The Suffragette Movement – Lead On

I gave myself a birthday present today I treated my boyfriend and me to the movie Suffragette. I thought it might be a derivative retelling of the suffragette movement in the UK in the second decade of the 20th Century. It was anything but derivative. Nothing about the fight to get the vote for women in the 20th Century is uninventive, unimaginable or uninspired.

For almost 100 years, women have been leading a crusade to obtain the vote. Through sacrifice, desperation, jail and even death, women have been driven by the need to be heard and to be accounted for in society. We make up over half of the world’s population and most of us are not heard from in the underdeveloped part of the world.

Western civilization has acquiesced to the reality that women should be able to choose for themselves in all areas of life – at least in theory.

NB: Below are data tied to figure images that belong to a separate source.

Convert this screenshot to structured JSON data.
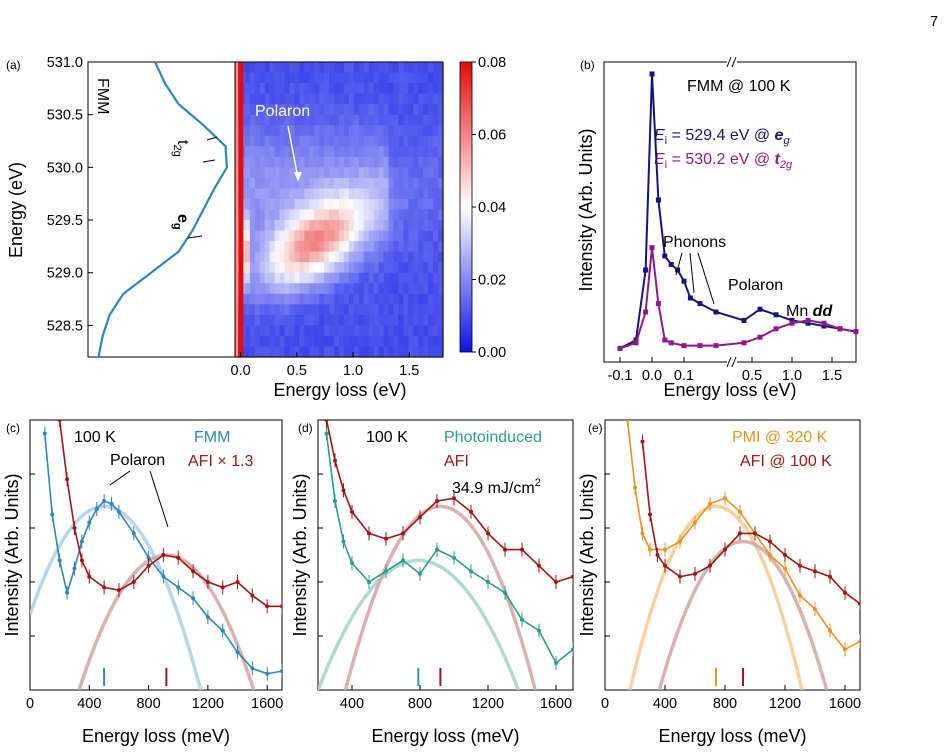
{
  "page_number": "7",
  "chart_data": [
    {
      "panel": "(a)",
      "type": "heatmap",
      "title": "",
      "ylabel": "Energy (eV)",
      "xlabel": "Energy loss (eV)",
      "ylim": [
        528.2,
        531.0
      ],
      "xlim": [
        -0.05,
        1.8
      ],
      "y_ticks": [
        "531.0",
        "530.5",
        "530.0",
        "529.5",
        "529.0",
        "528.5"
      ],
      "x_ticks": [
        "0.0",
        "0.5",
        "1.0",
        "1.5"
      ],
      "colorbar_ticks": [
        "0.08",
        "0.06",
        "0.04",
        "0.02",
        "0.00"
      ],
      "colorbar_range": [
        0.0,
        0.08
      ],
      "colorscale": [
        "#0a14e6",
        "#ffffff",
        "#e60a0a"
      ],
      "labels": {
        "fmm": "FMM",
        "polaron": "Polaron",
        "t2g": "t",
        "t2g_sub": "2g",
        "eg": "e",
        "eg_sub": "g"
      },
      "xas_profile": {
        "energy": [
          531.0,
          530.8,
          530.6,
          530.4,
          530.2,
          530.0,
          529.8,
          529.6,
          529.4,
          529.2,
          529.0,
          528.8,
          528.6,
          528.4,
          528.2
        ],
        "intensity": [
          0.45,
          0.52,
          0.62,
          0.8,
          0.96,
          0.97,
          0.88,
          0.8,
          0.72,
          0.62,
          0.42,
          0.22,
          0.12,
          0.07,
          0.04
        ]
      },
      "heatmap_features": [
        {
          "name": "elastic",
          "x": 0.0,
          "y_range": [
            528.2,
            531.0
          ],
          "value": 0.08
        },
        {
          "name": "polaron",
          "x_center": 0.6,
          "y_center": 529.25,
          "value": 0.05
        }
      ]
    },
    {
      "panel": "(b)",
      "type": "line",
      "title": "FMM @ 100 K",
      "xlabel": "Energy loss (eV)",
      "ylabel": "Intensity (Arb. Units)",
      "x_ticks": [
        "-0.1",
        "0.0",
        "0.1",
        "0.5",
        "1.0",
        "1.5"
      ],
      "axis_break": true,
      "annotations": [
        "Phonons",
        "Polaron",
        "Mn dd"
      ],
      "annotation_mn": "Mn ",
      "annotation_dd": "dd",
      "series": [
        {
          "name_e": "E",
          "name_sub": "i",
          "name_text": " = 529.4 eV @ ",
          "name_orb": "e",
          "name_orb_sub": "g",
          "color": "#141480",
          "x": [
            -0.1,
            -0.05,
            -0.02,
            0.0,
            0.02,
            0.04,
            0.06,
            0.08,
            0.1,
            0.12,
            0.15,
            0.2,
            0.4,
            0.6,
            0.8,
            1.0,
            1.2,
            1.4,
            1.6,
            1.8
          ],
          "y": [
            0.02,
            0.05,
            0.3,
            1.0,
            0.55,
            0.35,
            0.32,
            0.3,
            0.26,
            0.2,
            0.18,
            0.15,
            0.12,
            0.16,
            0.14,
            0.12,
            0.11,
            0.1,
            0.09,
            0.08
          ]
        },
        {
          "name_e": "E",
          "name_sub": "i",
          "name_text": " = 530.2 eV @ ",
          "name_orb": "t",
          "name_orb_sub": "2g",
          "color": "#8c1a8c",
          "x": [
            -0.1,
            -0.05,
            -0.02,
            0.0,
            0.02,
            0.04,
            0.06,
            0.1,
            0.15,
            0.2,
            0.4,
            0.6,
            0.8,
            1.0,
            1.2,
            1.4,
            1.6,
            1.8
          ],
          "y": [
            0.02,
            0.04,
            0.15,
            0.38,
            0.18,
            0.05,
            0.04,
            0.03,
            0.03,
            0.03,
            0.04,
            0.06,
            0.09,
            0.11,
            0.12,
            0.11,
            0.09,
            0.08
          ]
        }
      ]
    },
    {
      "panel": "(c)",
      "type": "line",
      "xlabel": "Energy loss (meV)",
      "ylabel": "Intensity (Arb. Units)",
      "xlim": [
        0,
        1700
      ],
      "x_ticks": [
        "0",
        "400",
        "800",
        "1200",
        "1600"
      ],
      "texts": {
        "temp": "100 K",
        "polaron": "Polaron"
      },
      "series": [
        {
          "name": "FMM",
          "color": "#2e86c1",
          "x": [
            100,
            150,
            200,
            250,
            300,
            350,
            400,
            450,
            500,
            550,
            600,
            700,
            800,
            900,
            1000,
            1100,
            1200,
            1300,
            1400,
            1500,
            1600,
            1700
          ],
          "y": [
            0.95,
            0.65,
            0.48,
            0.36,
            0.45,
            0.55,
            0.62,
            0.67,
            0.7,
            0.69,
            0.66,
            0.58,
            0.49,
            0.42,
            0.38,
            0.34,
            0.27,
            0.22,
            0.14,
            0.08,
            0.06,
            0.07
          ]
        },
        {
          "name": "AFI × 1.3",
          "color": "#a31515",
          "x": [
            200,
            250,
            300,
            350,
            400,
            500,
            600,
            700,
            800,
            900,
            1000,
            1100,
            1200,
            1300,
            1400,
            1500,
            1600,
            1700
          ],
          "y": [
            1.0,
            0.78,
            0.6,
            0.48,
            0.42,
            0.38,
            0.37,
            0.4,
            0.46,
            0.5,
            0.49,
            0.44,
            0.4,
            0.38,
            0.4,
            0.35,
            0.31,
            0.31
          ]
        }
      ],
      "fits": [
        {
          "color": "#a9cfe5",
          "center": 500,
          "sigma": 420,
          "amp": 0.68
        },
        {
          "color": "#d4a3a3",
          "center": 920,
          "sigma": 380,
          "amp": 0.5
        }
      ],
      "markers": [
        {
          "x": 500,
          "color": "#2e86c1"
        },
        {
          "x": 920,
          "color": "#a31515"
        }
      ]
    },
    {
      "panel": "(d)",
      "type": "line",
      "xlabel": "Energy loss (meV)",
      "ylabel": "Intensity (Arb. Units)",
      "xlim": [
        200,
        1700
      ],
      "x_ticks": [
        "400",
        "800",
        "1200",
        "1600"
      ],
      "texts": {
        "temp": "100 K",
        "fluence_value": "34.9 mJ/cm",
        "fluence_exp": "2"
      },
      "series": [
        {
          "name": "Photoinduced",
          "color": "#2a9d8f",
          "x": [
            250,
            300,
            350,
            400,
            500,
            600,
            700,
            800,
            900,
            1000,
            1100,
            1200,
            1300,
            1400,
            1500,
            1600,
            1700
          ],
          "y": [
            0.95,
            0.7,
            0.55,
            0.47,
            0.4,
            0.44,
            0.48,
            0.43,
            0.52,
            0.49,
            0.44,
            0.4,
            0.36,
            0.26,
            0.22,
            0.1,
            0.15
          ]
        },
        {
          "name": "AFI",
          "color": "#a31515",
          "x": [
            250,
            300,
            350,
            400,
            500,
            600,
            700,
            800,
            900,
            1000,
            1100,
            1200,
            1300,
            1400,
            1500,
            1600,
            1700
          ],
          "y": [
            1.0,
            0.85,
            0.74,
            0.66,
            0.58,
            0.56,
            0.58,
            0.64,
            0.7,
            0.71,
            0.66,
            0.58,
            0.52,
            0.52,
            0.46,
            0.4,
            0.42
          ]
        }
      ],
      "fits": [
        {
          "color": "#9fd3cc",
          "center": 790,
          "sigma": 380,
          "amp": 0.48
        },
        {
          "color": "#d4a3a3",
          "center": 920,
          "sigma": 360,
          "amp": 0.68
        }
      ],
      "markers": [
        {
          "x": 790,
          "color": "#2a9d8f"
        },
        {
          "x": 920,
          "color": "#a31515"
        }
      ]
    },
    {
      "panel": "(e)",
      "type": "line",
      "xlabel": "Energy loss (meV)",
      "ylabel": "Intensity (Arb. Units)",
      "xlim": [
        0,
        1700
      ],
      "x_ticks": [
        "0",
        "400",
        "800",
        "1200",
        "1600"
      ],
      "series": [
        {
          "name": "PMI @ 320 K",
          "color": "#f0901f",
          "x": [
            150,
            200,
            250,
            300,
            400,
            500,
            600,
            700,
            800,
            900,
            1000,
            1100,
            1200,
            1300,
            1400,
            1500,
            1600,
            1700
          ],
          "y": [
            1.0,
            0.75,
            0.58,
            0.52,
            0.52,
            0.55,
            0.62,
            0.69,
            0.71,
            0.66,
            0.58,
            0.5,
            0.45,
            0.35,
            0.3,
            0.22,
            0.15,
            0.18
          ]
        },
        {
          "name": "AFI @ 100 K",
          "color": "#a31515",
          "x": [
            250,
            300,
            350,
            400,
            500,
            600,
            700,
            800,
            900,
            1000,
            1100,
            1200,
            1300,
            1400,
            1500,
            1600,
            1700
          ],
          "y": [
            0.92,
            0.65,
            0.5,
            0.46,
            0.42,
            0.43,
            0.46,
            0.52,
            0.58,
            0.58,
            0.55,
            0.5,
            0.46,
            0.44,
            0.42,
            0.36,
            0.32
          ]
        }
      ],
      "fits": [
        {
          "color": "#f7c98d",
          "center": 740,
          "sigma": 370,
          "amp": 0.68
        },
        {
          "color": "#d4a3a3",
          "center": 920,
          "sigma": 360,
          "amp": 0.55
        }
      ],
      "markers": [
        {
          "x": 740,
          "color": "#f0901f"
        },
        {
          "x": 920,
          "color": "#a31515"
        }
      ]
    }
  ]
}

However, there is still the debate in the United States that women should have full control over our bodies and that the male gender is a far superior barometer of what we need and want. What an absurd notion! Males find women very complex, and the only way they can understand us is to manage us.

The movie was emotionally moving. I cried, and then cried again and again because it was such a compelling story. I wanted to be a suffragette and fight the battle to get the vote so that I could determine my own destiny.

But I do control my destiny and I am one of the lucky women in the world who can say that. I don’t suffer degradation and food deprivation, nor do I live in squalor or poverty. I am able to get an education, to vote, to choose my profession, to marry who I wish, to raise my children the way I see fit, to determine my lifestyle choices and even to die with dignity.

Suffragette was so powerful a view of women struggling to achieve their natural rights that it captured once again the vivid stereotypes, male projections and paternalistic thinking that have produced a female underclass. The message of the movie was a grateful reminder that my life and the lives of an educated western world that we’ve come a long way toward civilized discourse and are getting closer to unequivocal disparity.

Although I have lived a little over 70 decades with gaining some knowledge and insight about the human condition, I acknowledge that I am still in an ongoing process of learning about the state of human existence.

Today, I made yet another intention to stay aware and focused about what constitutes parity in society for women. Although I can’t force the energy toward equality to move at a faster pace and instantly make the world a level playing field where rights for both men and women are equal, I can lead on by example and lend an awareness of to the plight of women who have no way to manifest their destiny. Knowledge is power and the knowledge of the history of how women struggled and fought to have an equal voice in society is germane in the way we conduct ourselves in society and lend our support to those who have no platform for their agenda.

So happy birthday to me in my 72 year. I’ve given myself yet another wake up call, another gift by renewing my intention to be all that I can be and use my knowledge and skills to influence other women to maximize their human potential so that they may lead on in their lives.